Sustainable silica microcapsules for agrochemical applications

Polymer microcapsules have been widely used to deliver agrochemical actives for crop protection but are now regarded as microplastic pollutants. In this Thesis, alternative inorganic microcapsules have been developed to address this environmental problem. Silica was identified as a suitable microcapsule material owing to its low cost and benign environmental profile. First, silica deposition onto micron-sized latex particles using the well-known Stöber silica process was optimised with the aid of an adsorbed layer of chitosan. This model system was chosen to understand the problem of secondary nucleation, but the ethanol-rich nature of the reaction milieu made it unsuitable for microcapsule syntheses. Next, chitosan and hydroxypropyl cellulose (HPC) were used as dual emulsifiers to stabilise a series of oil-in-water emulsions, which were characterised in terms of their mean droplet diameter and electrophoretic behaviour. Various parameters (emulsifier concentration, stirring rate, chitosan/HPC mass ratio, solution pH etc.) were systematically optimised to obtain relatively stable emulsions comprising oil droplets of 5-10 µm diameter.
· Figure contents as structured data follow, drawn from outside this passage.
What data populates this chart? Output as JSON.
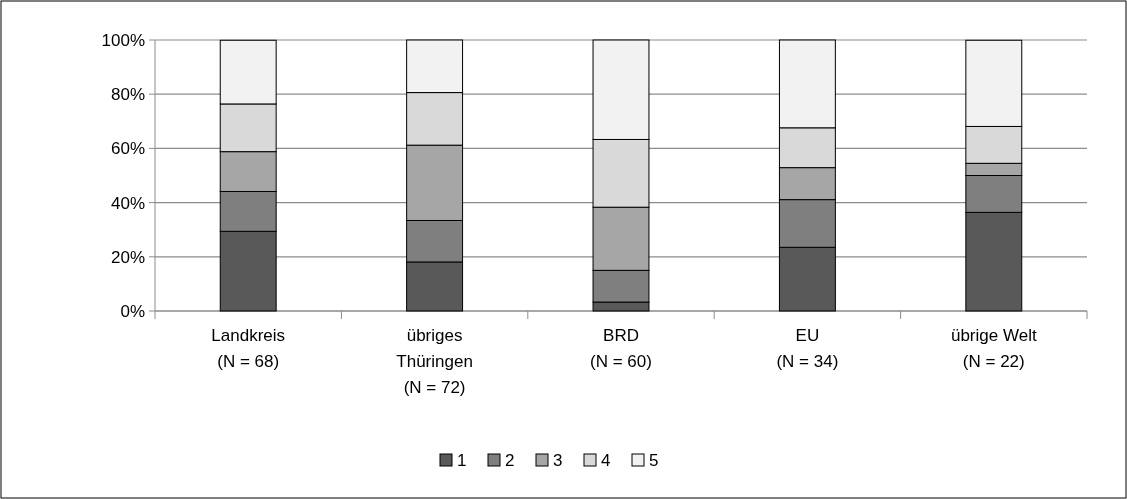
{
  "chart_data": {
    "type": "bar",
    "stacked": true,
    "categories": [
      "Landkreis\n(N = 68)",
      "übriges\nThüringen\n(N = 72)",
      "BRD\n(N = 60)",
      "EU\n(N = 34)",
      "übrige Welt\n(N = 22)"
    ],
    "series": [
      {
        "name": "1",
        "color": "#595959",
        "values": [
          29.4,
          18.1,
          3.3,
          23.5,
          36.4
        ]
      },
      {
        "name": "2",
        "color": "#7f7f7f",
        "values": [
          14.7,
          15.3,
          11.7,
          17.6,
          13.6
        ]
      },
      {
        "name": "3",
        "color": "#a6a6a6",
        "values": [
          14.7,
          27.8,
          23.3,
          11.8,
          4.5
        ]
      },
      {
        "name": "4",
        "color": "#d9d9d9",
        "values": [
          17.6,
          19.4,
          25.0,
          14.7,
          13.6
        ]
      },
      {
        "name": "5",
        "color": "#f2f2f2",
        "values": [
          23.5,
          19.4,
          36.7,
          32.4,
          31.8
        ]
      }
    ],
    "ylim": [
      0,
      100
    ],
    "yticks": [
      {
        "value": 0,
        "label": "0%"
      },
      {
        "value": 20,
        "label": "20%"
      },
      {
        "value": 40,
        "label": "40%"
      },
      {
        "value": 60,
        "label": "60%"
      },
      {
        "value": 80,
        "label": "80%"
      },
      {
        "value": 100,
        "label": "100%"
      }
    ],
    "grid": "y",
    "legend": "bottom"
  }
}
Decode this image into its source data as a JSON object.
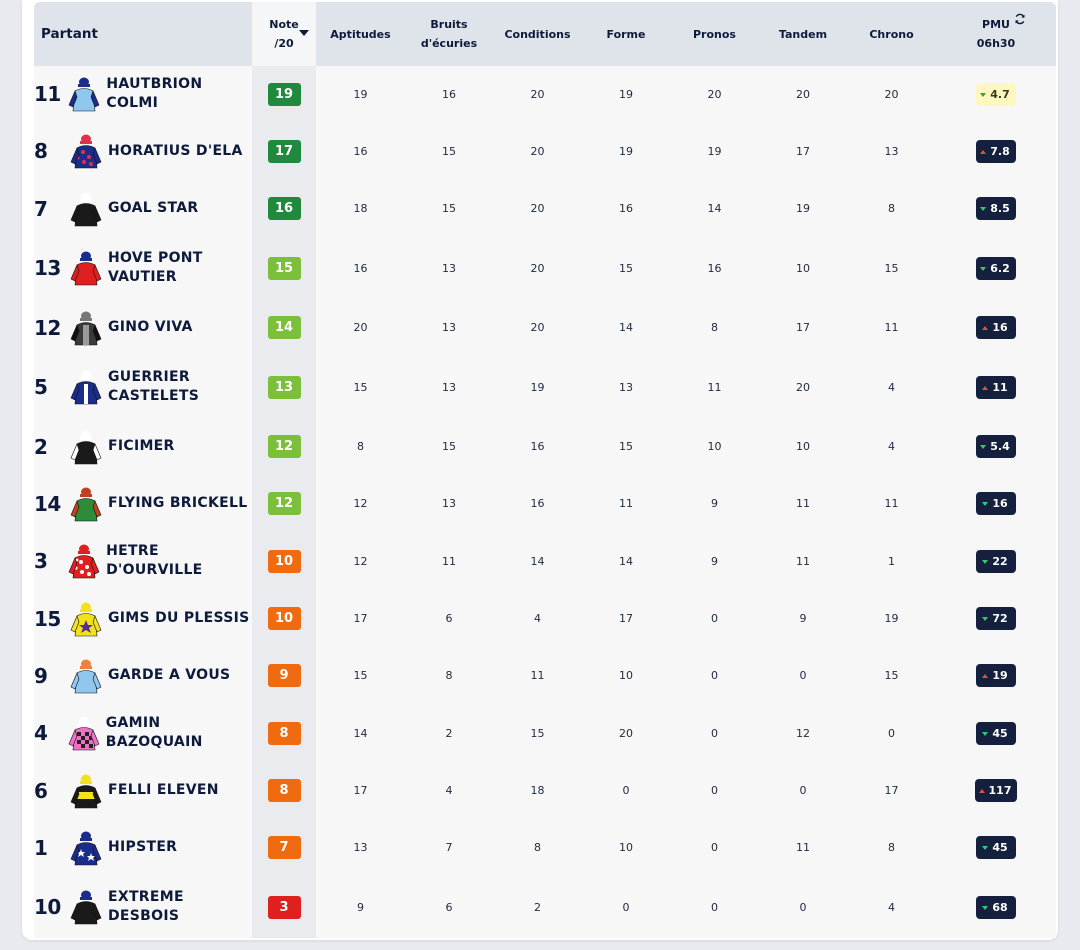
{
  "header": {
    "partant": "Partant",
    "note_line1": "Note",
    "note_line2": "/20",
    "aptitudes": "Aptitudes",
    "bruits_line1": "Bruits",
    "bruits_line2": "d'écuries",
    "conditions": "Conditions",
    "forme": "Forme",
    "pronos": "Pronos",
    "tandem": "Tandem",
    "chrono": "Chrono",
    "pmu_line1": "PMU",
    "pmu_line2": "06h30"
  },
  "colors": {
    "note_19_17_16": "#1f8a3e",
    "note_15_12": "#7cbf3a",
    "note_10_7": "#f06a10",
    "note_3": "#e01f1f",
    "odds_dark": "#14203d",
    "odds_light": "#fdf7c0"
  },
  "runners": [
    {
      "num": "11",
      "name_lines": [
        "HAUTBRION COLMI",
        ""
      ],
      "note": "19",
      "aptitudes": "19",
      "bruits": "16",
      "conditions": "20",
      "forme": "19",
      "pronos": "20",
      "tandem": "20",
      "chrono": "20",
      "odds": "4.7",
      "trend": "down",
      "odds_style": "light",
      "jacket": "light-blue-navy-cap"
    },
    {
      "num": "8",
      "name_lines": [
        "HORATIUS D'ELA",
        ""
      ],
      "note": "17",
      "aptitudes": "16",
      "bruits": "15",
      "conditions": "20",
      "forme": "19",
      "pronos": "19",
      "tandem": "17",
      "chrono": "13",
      "odds": "7.8",
      "trend": "up",
      "odds_style": "dark",
      "jacket": "navy-red-dots"
    },
    {
      "num": "7",
      "name_lines": [
        "GOAL STAR",
        ""
      ],
      "note": "16",
      "aptitudes": "18",
      "bruits": "15",
      "conditions": "20",
      "forme": "16",
      "pronos": "14",
      "tandem": "19",
      "chrono": "8",
      "odds": "8.5",
      "trend": "down",
      "odds_style": "dark",
      "jacket": "black"
    },
    {
      "num": "13",
      "name_lines": [
        "HOVE PONT",
        "VAUTIER"
      ],
      "note": "15",
      "aptitudes": "16",
      "bruits": "13",
      "conditions": "20",
      "forme": "15",
      "pronos": "16",
      "tandem": "10",
      "chrono": "15",
      "odds": "6.2",
      "trend": "down",
      "odds_style": "dark",
      "jacket": "red-navy-cap"
    },
    {
      "num": "12",
      "name_lines": [
        "GINO VIVA",
        ""
      ],
      "note": "14",
      "aptitudes": "20",
      "bruits": "13",
      "conditions": "20",
      "forme": "14",
      "pronos": "8",
      "tandem": "17",
      "chrono": "11",
      "odds": "16",
      "trend": "up",
      "odds_style": "dark",
      "jacket": "grey-black"
    },
    {
      "num": "5",
      "name_lines": [
        "GUERRIER",
        "CASTELETS"
      ],
      "note": "13",
      "aptitudes": "15",
      "bruits": "13",
      "conditions": "19",
      "forme": "13",
      "pronos": "11",
      "tandem": "20",
      "chrono": "4",
      "odds": "11",
      "trend": "up",
      "odds_style": "dark",
      "jacket": "navy-white-stripe"
    },
    {
      "num": "2",
      "name_lines": [
        "FICIMER",
        ""
      ],
      "note": "12",
      "aptitudes": "8",
      "bruits": "15",
      "conditions": "16",
      "forme": "15",
      "pronos": "10",
      "tandem": "10",
      "chrono": "4",
      "odds": "5.4",
      "trend": "down",
      "odds_style": "dark",
      "jacket": "black-white"
    },
    {
      "num": "14",
      "name_lines": [
        "FLYING BRICKELL",
        ""
      ],
      "note": "12",
      "aptitudes": "12",
      "bruits": "13",
      "conditions": "16",
      "forme": "11",
      "pronos": "9",
      "tandem": "11",
      "chrono": "11",
      "odds": "16",
      "trend": "down",
      "odds_style": "dark",
      "jacket": "green-red"
    },
    {
      "num": "3",
      "name_lines": [
        "HETRE D'OURVILLE",
        ""
      ],
      "note": "10",
      "aptitudes": "12",
      "bruits": "11",
      "conditions": "14",
      "forme": "14",
      "pronos": "9",
      "tandem": "11",
      "chrono": "1",
      "odds": "22",
      "trend": "down",
      "odds_style": "dark",
      "jacket": "red-white-dots"
    },
    {
      "num": "15",
      "name_lines": [
        "GIMS DU PLESSIS",
        ""
      ],
      "note": "10",
      "aptitudes": "17",
      "bruits": "6",
      "conditions": "4",
      "forme": "17",
      "pronos": "0",
      "tandem": "9",
      "chrono": "19",
      "odds": "72",
      "trend": "down",
      "odds_style": "dark",
      "jacket": "yellow-star"
    },
    {
      "num": "9",
      "name_lines": [
        "GARDE A VOUS",
        ""
      ],
      "note": "9",
      "aptitudes": "15",
      "bruits": "8",
      "conditions": "11",
      "forme": "10",
      "pronos": "0",
      "tandem": "0",
      "chrono": "15",
      "odds": "19",
      "trend": "up",
      "odds_style": "dark",
      "jacket": "light-blue-orange-cap"
    },
    {
      "num": "4",
      "name_lines": [
        "GAMIN BAZOQUAIN",
        ""
      ],
      "note": "8",
      "aptitudes": "14",
      "bruits": "2",
      "conditions": "15",
      "forme": "20",
      "pronos": "0",
      "tandem": "12",
      "chrono": "0",
      "odds": "45",
      "trend": "down",
      "odds_style": "dark",
      "jacket": "pink-check"
    },
    {
      "num": "6",
      "name_lines": [
        "FELLI ELEVEN",
        ""
      ],
      "note": "8",
      "aptitudes": "17",
      "bruits": "4",
      "conditions": "18",
      "forme": "0",
      "pronos": "0",
      "tandem": "0",
      "chrono": "17",
      "odds": "117",
      "trend": "up",
      "odds_style": "dark",
      "jacket": "yellow-black"
    },
    {
      "num": "1",
      "name_lines": [
        "HIPSTER",
        ""
      ],
      "note": "7",
      "aptitudes": "13",
      "bruits": "7",
      "conditions": "8",
      "forme": "10",
      "pronos": "0",
      "tandem": "11",
      "chrono": "8",
      "odds": "45",
      "trend": "down",
      "odds_style": "dark",
      "jacket": "navy-white-stars"
    },
    {
      "num": "10",
      "name_lines": [
        "EXTREME",
        "DESBOIS"
      ],
      "note": "3",
      "aptitudes": "9",
      "bruits": "6",
      "conditions": "2",
      "forme": "0",
      "pronos": "0",
      "tandem": "0",
      "chrono": "4",
      "odds": "68",
      "trend": "down",
      "odds_style": "dark",
      "jacket": "black-navy-cap"
    }
  ]
}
Such oil droplets were coated with a thin overlayer of silica using two soluble silica precursors: tetraethyl orthosilicate (TEOS) and tetramethyl orthosilicate (TMOS). More specifically, TEOS was dissolved in the oil phase prior to emulsification, and TMOS was added to the aqueous phase immediately after emulsification. Various parameters were optimised to control silica deposition onto the oil droplets while varying the target silica shell thickness from 50 to 200 nm. The resulting silica microcapsules were characterised by optical microscopy, laser diffraction, scanning electron microscopy, aqueous electrophoresis, fluorescence microscopy and thermogravimetry. A UV spectroscopy assay was performed to assess the retention of sparingly water-soluble molecules within the microcapsules, revealing that these species were released within a few hours at 20 °C. The retention of the highly hydrophobic Nile Red dye was subsequently monitored by fluorescence microscopy, showing no signs of release over a period of months.